What FSDP Does
FSDP (Zhao et al., 2023, Meta) is PyTorch's native equivalent of DeepSpeed ZeRO Stage 3. It shards model parameters, gradients, and optimizer states across GPUs. During computation, parameters are gathered on-demand (all-gather), used, and then released (reduce-scatter).
FSDP is built into PyTorch (no external library needed) and is the preferred approach for Meta's own LLM training.
FSDP vs DeepSpeed
FSDP advantages:
- Native PyTorch (no external dependency)

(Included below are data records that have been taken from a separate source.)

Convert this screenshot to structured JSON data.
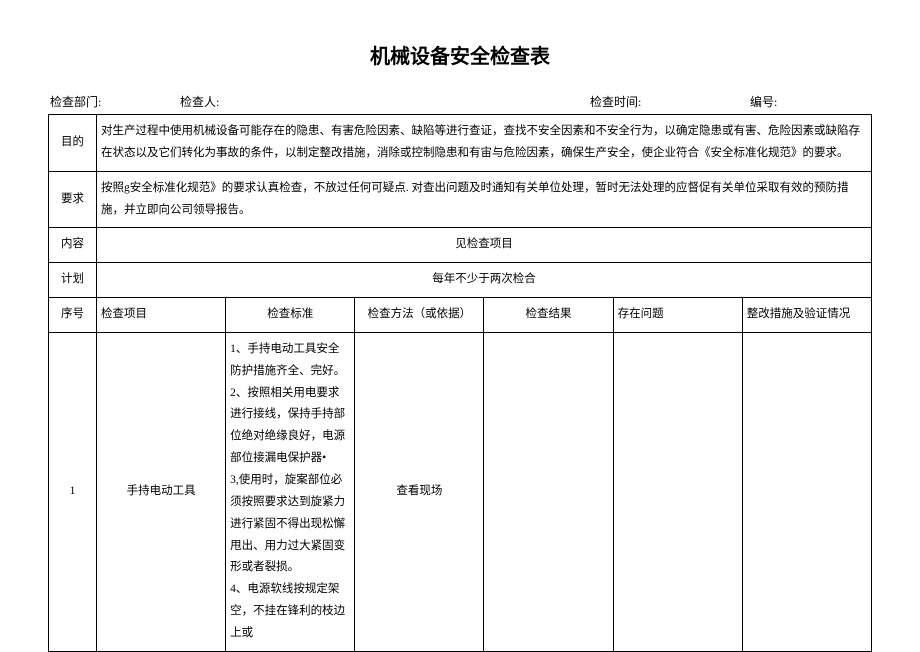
{
  "title": "机械设备安全检查表",
  "header": {
    "field1_label": "检查部门:",
    "field2_label": "检查人:",
    "field3_label": "检查时间:",
    "field4_label": "编号:"
  },
  "meta_rows": {
    "purpose_label": "目的",
    "purpose_text": "对生产过程中使用机械设备可能存在的隐患、有害危险因素、缺陷等进行查证，查找不安全因素和不安全行为，以确定隐患或有害、危险因素或缺陷存在状态以及它们转化为事故的条件，以制定整改措施，消除或控制隐患和有宙与危险因素，确保生产安全，使企业符合《安全标准化规范》的要求。",
    "requirement_label": "要求",
    "requirement_text": "按照g安全标准化规范》的要求认真检查，不放过任何可疑点. 对查出问题及时通知有关单位处理，暂时无法处理的应督促有关单位采取有效的预防措施，并立即向公司领导报告。",
    "content_label": "内容",
    "content_text": "见检查项目",
    "plan_label": "计划",
    "plan_text": "每年不少于两次检合"
  },
  "columns": {
    "seq": "序号",
    "item": "检查项目",
    "standard": "检查标准",
    "method": "检查方法（或依据）",
    "result": "检查结果",
    "problem": "存在问题",
    "rectify": "整改措施及验证情况"
  },
  "rows": [
    {
      "seq": "1",
      "item": "手持电动工具",
      "standard": "1、手持电动工具安全防护措施齐全、完好。\n2、按照相关用电要求进行接线，保持手持部位绝对绝缘良好，电源部位接漏电保护器•\n3,使用时，旋案部位必须按照要求达到旋紧力进行紧固不得出现松懈甩出、用力过大紧固变形或者裂损。\n4、电源软线按规定架空，不挂在锋利的枝边上或",
      "method": "查看现场",
      "result": "",
      "problem": "",
      "rectify": ""
    }
  ],
  "colors": {
    "background": "#ffffff",
    "text": "#000000",
    "border": "#000000"
  },
  "typography": {
    "title_fontsize": 20,
    "body_fontsize": 11.5,
    "header_fontsize": 12,
    "line_height": 1.9
  }
}
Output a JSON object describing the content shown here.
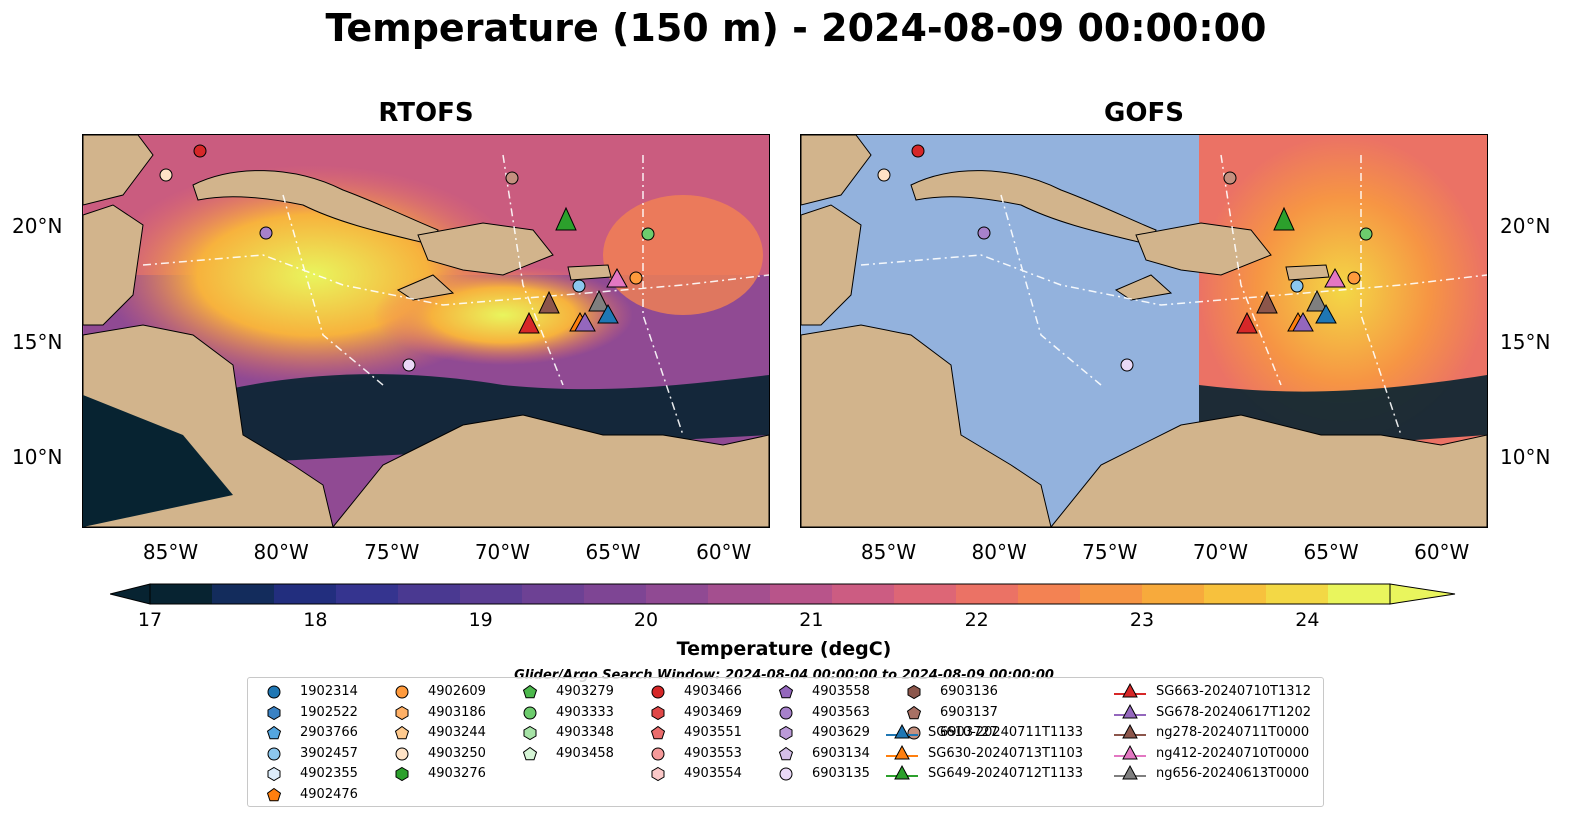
{
  "title": "Temperature (150 m) - 2024-08-09 00:00:00",
  "panels": [
    {
      "title": "RTOFS"
    },
    {
      "title": "GOFS"
    }
  ],
  "axes": {
    "lon_ticks": [
      "85°W",
      "80°W",
      "75°W",
      "70°W",
      "65°W",
      "60°W"
    ],
    "lat_ticks": [
      "20°N",
      "15°N",
      "10°N"
    ],
    "lon_range": [
      -89,
      -58
    ],
    "lat_range": [
      7,
      24
    ]
  },
  "colorbar": {
    "title": "Temperature (degC)",
    "ticks": [
      "17",
      "18",
      "19",
      "20",
      "21",
      "22",
      "23",
      "24"
    ],
    "range": [
      17,
      24.5
    ],
    "colors": [
      "#072331",
      "#132c5c",
      "#222e7e",
      "#35348f",
      "#4a3991",
      "#5b3d93",
      "#6d4194",
      "#7e4594",
      "#904a93",
      "#a44f8f",
      "#b8548a",
      "#cc5c82",
      "#dd6676",
      "#eb7265",
      "#f38253",
      "#f69544",
      "#f7aa3c",
      "#f7c13d",
      "#f3d845",
      "#e9f55d"
    ]
  },
  "search_window": "Glider/Argo Search Window: 2024-08-04 00:00:00 to 2024-08-09 00:00:00",
  "legend": [
    {
      "label": "1902314",
      "marker": "circle",
      "color": "#1f77b4"
    },
    {
      "label": "1902522",
      "marker": "hexagon",
      "color": "#3a82c4"
    },
    {
      "label": "2903766",
      "marker": "pentagon",
      "color": "#54a6e0"
    },
    {
      "label": "3902457",
      "marker": "circle",
      "color": "#8cc7ee"
    },
    {
      "label": "4902355",
      "marker": "hexagon",
      "color": "#dcecfa"
    },
    {
      "label": "4902476",
      "marker": "pentagon",
      "color": "#ff7f0e"
    },
    {
      "label": "4902609",
      "marker": "circle",
      "color": "#ff9a3c"
    },
    {
      "label": "4903186",
      "marker": "hexagon",
      "color": "#ffb066"
    },
    {
      "label": "4903244",
      "marker": "pentagon",
      "color": "#ffca8e"
    },
    {
      "label": "4903250",
      "marker": "circle",
      "color": "#ffe3c6"
    },
    {
      "label": "4903276",
      "marker": "hexagon",
      "color": "#2ca02c"
    },
    {
      "label": "4903279",
      "marker": "pentagon",
      "color": "#4cb84c"
    },
    {
      "label": "4903333",
      "marker": "circle",
      "color": "#6dcc6d"
    },
    {
      "label": "4903348",
      "marker": "hexagon",
      "color": "#a6e3a6"
    },
    {
      "label": "4903458",
      "marker": "pentagon",
      "color": "#d6f5d6"
    },
    {
      "label": "4903466",
      "marker": "circle",
      "color": "#d62728"
    },
    {
      "label": "4903469",
      "marker": "hexagon",
      "color": "#e04848"
    },
    {
      "label": "4903551",
      "marker": "pentagon",
      "color": "#ea6c6c"
    },
    {
      "label": "4903553",
      "marker": "circle",
      "color": "#f59a9a"
    },
    {
      "label": "4903554",
      "marker": "hexagon",
      "color": "#fbc8c8"
    },
    {
      "label": "4903558",
      "marker": "pentagon",
      "color": "#9467bd"
    },
    {
      "label": "4903563",
      "marker": "circle",
      "color": "#a781cb"
    },
    {
      "label": "4903629",
      "marker": "hexagon",
      "color": "#bb9ad8"
    },
    {
      "label": "6903134",
      "marker": "pentagon",
      "color": "#d4bfe8"
    },
    {
      "label": "6903135",
      "marker": "circle",
      "color": "#ead9f7"
    },
    {
      "label": "6903136",
      "marker": "hexagon",
      "color": "#8c564b"
    },
    {
      "label": "6903137",
      "marker": "pentagon",
      "color": "#a87064"
    },
    {
      "label": "6903727",
      "marker": "circle",
      "color": "#c4907f"
    },
    {
      "label": "SG610-20240711T1133",
      "marker": "triangle-line",
      "color": "#1f77b4"
    },
    {
      "label": "SG630-20240713T1103",
      "marker": "triangle-line",
      "color": "#ff7f0e"
    },
    {
      "label": "SG649-20240712T1133",
      "marker": "triangle-line",
      "color": "#2ca02c"
    },
    {
      "label": "SG663-20240710T1312",
      "marker": "triangle-line",
      "color": "#d62728"
    },
    {
      "label": "SG678-20240617T1202",
      "marker": "triangle-line",
      "color": "#9467bd"
    },
    {
      "label": "ng278-20240711T0000",
      "marker": "triangle-line",
      "color": "#8c564b"
    },
    {
      "label": "ng412-20240710T0000",
      "marker": "triangle-line",
      "color": "#e377c2"
    },
    {
      "label": "ng656-20240613T0000",
      "marker": "triangle-line",
      "color": "#7f7f7f"
    }
  ],
  "colors": {
    "land": "#d2b48c",
    "ocean": "#93b2dd",
    "border": "#000000"
  }
}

- Better integration with PyTorch ecosystem
- Preferred by Meta, used for Llama training
- Simpler configuration
DeepSpeed advantages:
- More mature, battle-tested at scale
- CPU/NVMe offloading (ZeRO-Infinity)
- ZeRO Stage 1 and 2 (less communication overhead)
- Better documentation and community support
Both achieve similar results. Choose based on your ecosystem.
Sharding Strategies
FULL_SHARD: Shard everything (like ZeRO Stage 3). Maximum memory savings, highest communication.
SHARD_GRAD_OP: Shard gradients and optimizer states only (like ZeRO Stage 2). Good balance.
NO_SHARD: Standard data parallelism. No memory savings but fastest communication.
# FSDP with HuggingFace Accelerate
# accelerate config → select FSDP
# Then launch:
accelerate launch \
--num_processes 8 \
train.py
# Or with torchrun:
torchrun --nproc_per_node 8 train.py
For most users: Use HuggingFace Accelerate with either DeepSpeed or FSDP. Accelerate abstracts the complexity and lets you switch between backends with a config file. Run accelerate config to set up, then accelerate launch train.py to train.